A new dimension to the imperative of improving research capability in the crop sector is indicated by the possibility of declining yields per acre related with global warming. According to Qureshi, Ata and Iglesias, given the sensitivity of wheat seed to temperature increase, even a 2-degree centigrade increase in average summer temperatures could mean an absolute yield decline of between 10 to 16 percent during the 21st century. With a 2.8 percent population growth, even a decline of 5 percent in yield per acre associated with global warming, could mean serious food deficits for Pakistan. It is, therefore, necessary to develop heat resistant varieties of food grains.

The current ineffectiveness of agriculture research and poor diffusion amongst farmers is a cause for concern. This is particularly so in a situation where future agriculture growth and labour absorption will have to depend more on input efficiency than on enlargement of irrigated acreage and input intensification which were the major sources of agriculture growth in the past.

The following issues may be identified for research and subsequent diffusion:

i) Development of (a) new heat resistant varieties of wheat, (b) short duration and late sowing varieties of wheat to enable multiple cropping, (c) heat resistant, pest resistant, short duration and high yielding varieties of cotton, (d) development of short duration and high yielding varieties of pulses and oilseeds to fit into cropping pattern of late Rabi/late Kharif crops.

ii) Rehabilitation of agriculture in saline and water logged soils.

iii) Improvement of barani agriculture by research into designs of low-cost rainwater reservoirs and chalk dams for water-run off, for irrigation and soil conservation.

iv) Efficient harvest and post harvest handling technology for different crops.

v) Development of hybrid seeds of Maize, Sorghum, Sunflower and other crops.

On the basis of my wide ranging consultations with farmers in the Punjab and Frontier provinces as well as officials concerned with agriculture research during the last two years, it can be proposed that for more effective research and its diffusion amongst farmers it may be necessary to take the following initiatives:

i) Restructure the existing institutional framework for seed development in particular and agriculture research in general to (a) bring greater professionalism, (b) improve monitoring and evaluation of research work.

ii) Focus research on improving input productivity at the region specific level. In this context the outcomes of controlled experiments at research institutes need to be tailored to the specific needs and conditions of farms in the region.

iii) Maintain regular interaction between research workers and farmers in the field by establishing an institutional linkage between research and village level institutions for diffusion of such research. Village level community organizations of farmers for participatory development have demonstrated the ability for a fruitful dialogue with research and extension institutions in the government and non-governmental sector.
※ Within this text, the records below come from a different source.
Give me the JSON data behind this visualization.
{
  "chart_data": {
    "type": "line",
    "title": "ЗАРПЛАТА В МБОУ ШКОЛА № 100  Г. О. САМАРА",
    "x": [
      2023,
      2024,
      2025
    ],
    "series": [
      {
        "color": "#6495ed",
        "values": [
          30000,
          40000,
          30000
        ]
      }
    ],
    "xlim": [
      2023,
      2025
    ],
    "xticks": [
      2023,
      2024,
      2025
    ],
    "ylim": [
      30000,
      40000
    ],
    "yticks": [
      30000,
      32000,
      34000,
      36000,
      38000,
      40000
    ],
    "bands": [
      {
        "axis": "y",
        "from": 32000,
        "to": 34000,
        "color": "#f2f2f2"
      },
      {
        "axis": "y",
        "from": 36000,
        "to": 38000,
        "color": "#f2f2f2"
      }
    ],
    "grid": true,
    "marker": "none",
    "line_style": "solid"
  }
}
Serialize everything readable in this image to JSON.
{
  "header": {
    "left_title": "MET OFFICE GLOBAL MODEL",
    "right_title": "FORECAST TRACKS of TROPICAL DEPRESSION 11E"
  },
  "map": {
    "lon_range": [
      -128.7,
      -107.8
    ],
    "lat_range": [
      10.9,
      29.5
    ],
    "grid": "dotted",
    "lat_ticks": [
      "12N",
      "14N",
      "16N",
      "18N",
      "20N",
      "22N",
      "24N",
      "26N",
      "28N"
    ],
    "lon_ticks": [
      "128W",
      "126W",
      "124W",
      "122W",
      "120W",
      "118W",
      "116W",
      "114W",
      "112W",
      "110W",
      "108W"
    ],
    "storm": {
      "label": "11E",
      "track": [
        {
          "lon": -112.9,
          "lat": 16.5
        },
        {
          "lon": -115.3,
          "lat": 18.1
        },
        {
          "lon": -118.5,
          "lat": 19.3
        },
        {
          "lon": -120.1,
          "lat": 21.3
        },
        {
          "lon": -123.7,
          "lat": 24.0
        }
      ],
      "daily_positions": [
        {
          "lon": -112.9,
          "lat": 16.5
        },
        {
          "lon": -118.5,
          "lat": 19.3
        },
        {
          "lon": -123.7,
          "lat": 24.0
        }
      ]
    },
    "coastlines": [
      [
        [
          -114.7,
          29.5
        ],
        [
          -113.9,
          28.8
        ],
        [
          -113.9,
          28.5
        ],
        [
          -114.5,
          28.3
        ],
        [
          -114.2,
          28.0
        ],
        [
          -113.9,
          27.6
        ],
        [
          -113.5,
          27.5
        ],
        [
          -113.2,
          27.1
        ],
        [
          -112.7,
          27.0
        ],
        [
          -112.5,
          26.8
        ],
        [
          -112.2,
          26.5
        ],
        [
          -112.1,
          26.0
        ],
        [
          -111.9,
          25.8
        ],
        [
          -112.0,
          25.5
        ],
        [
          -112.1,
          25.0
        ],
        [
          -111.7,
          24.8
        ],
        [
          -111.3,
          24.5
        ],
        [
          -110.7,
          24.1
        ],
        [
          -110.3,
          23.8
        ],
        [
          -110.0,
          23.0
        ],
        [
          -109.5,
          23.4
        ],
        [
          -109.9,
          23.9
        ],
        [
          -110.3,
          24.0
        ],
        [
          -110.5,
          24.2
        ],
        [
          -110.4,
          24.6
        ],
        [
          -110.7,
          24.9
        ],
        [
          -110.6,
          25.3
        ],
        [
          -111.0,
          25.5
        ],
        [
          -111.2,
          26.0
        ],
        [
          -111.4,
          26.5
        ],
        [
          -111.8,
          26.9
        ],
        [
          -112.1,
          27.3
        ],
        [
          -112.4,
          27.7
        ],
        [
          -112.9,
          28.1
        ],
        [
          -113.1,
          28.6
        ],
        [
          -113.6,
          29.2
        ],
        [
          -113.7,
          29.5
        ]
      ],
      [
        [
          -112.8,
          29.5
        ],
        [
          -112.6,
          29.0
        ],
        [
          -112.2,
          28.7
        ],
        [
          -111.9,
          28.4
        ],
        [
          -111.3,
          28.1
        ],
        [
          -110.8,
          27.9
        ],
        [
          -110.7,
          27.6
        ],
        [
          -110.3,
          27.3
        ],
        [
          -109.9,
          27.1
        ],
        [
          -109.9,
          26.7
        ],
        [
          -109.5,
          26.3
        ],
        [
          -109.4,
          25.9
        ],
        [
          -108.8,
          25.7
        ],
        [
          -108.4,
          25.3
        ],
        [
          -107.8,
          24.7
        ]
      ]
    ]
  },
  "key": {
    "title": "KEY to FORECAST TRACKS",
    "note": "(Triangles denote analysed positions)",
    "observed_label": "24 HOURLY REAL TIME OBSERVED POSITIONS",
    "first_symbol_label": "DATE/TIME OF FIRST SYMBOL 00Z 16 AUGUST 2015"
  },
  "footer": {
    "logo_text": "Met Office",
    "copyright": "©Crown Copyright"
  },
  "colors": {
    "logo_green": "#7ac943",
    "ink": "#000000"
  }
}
Such interactions amongst farmers and agricultural researchers could redirect research to the specific needs and conditions of farmers and also enable a more rapid adoption of improved seeds and agricultural practices. Support organizations such as the PRSP in the Punjab (during August to October 1998), and AKRSP in the northern areas (during the early 1990s) have demonstrated an ability for facilitating the adoption of new knowledge and agricultural practices, particularly in cases where such adoption requires training and credit to farmers at the village level.